Spectroscopy at the leaf and canopy scales has attracted considerable interest in plant ecology over the past decades. Using reflectance spectra, ecologists can infer plant traits and strategies—and the community- or ecosystem-level processes they correlate with—at individual or community levels, covering more individuals and larger areas than traditional field surveys.
Because of the complex entanglement of structural and chemical factors that generate spectra, it can be tricky to understand exactly what phenotypic information they contain. We discuss common approaches to estimating plant traits from spectra—radiative transfer and empirical models—and elaborate on their strengths and limitations in terms of the causal influences of various traits on the spectrum. Many chemical traits have broad, shallow and overlapping absorption features, and we suggest that covariance among traits may have an important role in giving empirical models the flexibility to estimate such traits.
While trait estimates from reflectance spectra have been used to test ecological hypotheses over the past decades, there is also a growing body of research that uses spectra directly, without estimating specific traits. By treating positions of species in multidimensional spectral space as analogous to trait space, researchers can infer processes that structure plant communities using the information content of the full spectrum, which may be greater than any standard set of traits. We illustrate this power by showing that co-occurring grassland species are more separable in spectral space than in trait space and that the intrinsic dimensionality of spectral data is comparable to fairly comprehensive trait datasets. Nevertheless, using spectra this way may make it harder to interpret patterns in terms of specific biological processes.

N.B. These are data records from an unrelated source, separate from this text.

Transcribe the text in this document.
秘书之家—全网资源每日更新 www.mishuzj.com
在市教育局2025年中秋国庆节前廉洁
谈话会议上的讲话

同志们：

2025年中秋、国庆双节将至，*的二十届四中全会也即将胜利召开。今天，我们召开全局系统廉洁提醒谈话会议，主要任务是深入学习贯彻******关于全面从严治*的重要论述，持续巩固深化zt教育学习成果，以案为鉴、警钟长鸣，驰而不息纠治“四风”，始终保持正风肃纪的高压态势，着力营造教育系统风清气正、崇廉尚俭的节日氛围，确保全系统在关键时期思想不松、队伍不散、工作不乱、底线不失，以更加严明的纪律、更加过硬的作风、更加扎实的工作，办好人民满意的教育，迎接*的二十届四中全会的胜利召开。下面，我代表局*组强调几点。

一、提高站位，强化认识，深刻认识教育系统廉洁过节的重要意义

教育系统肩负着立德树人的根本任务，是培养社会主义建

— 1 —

Synthesis. Plant spectra integrate many aspects of plant form and function. The information in the spectrum can be distilled into estimates of specific traits, or the spectrum can be used in its own right. These two approaches may be complementary—the former being most useful when specific traits of interest are known in advance and reliable models exist to estimate them, and the latter being most useful under uncertainty about which aspects of function matter most.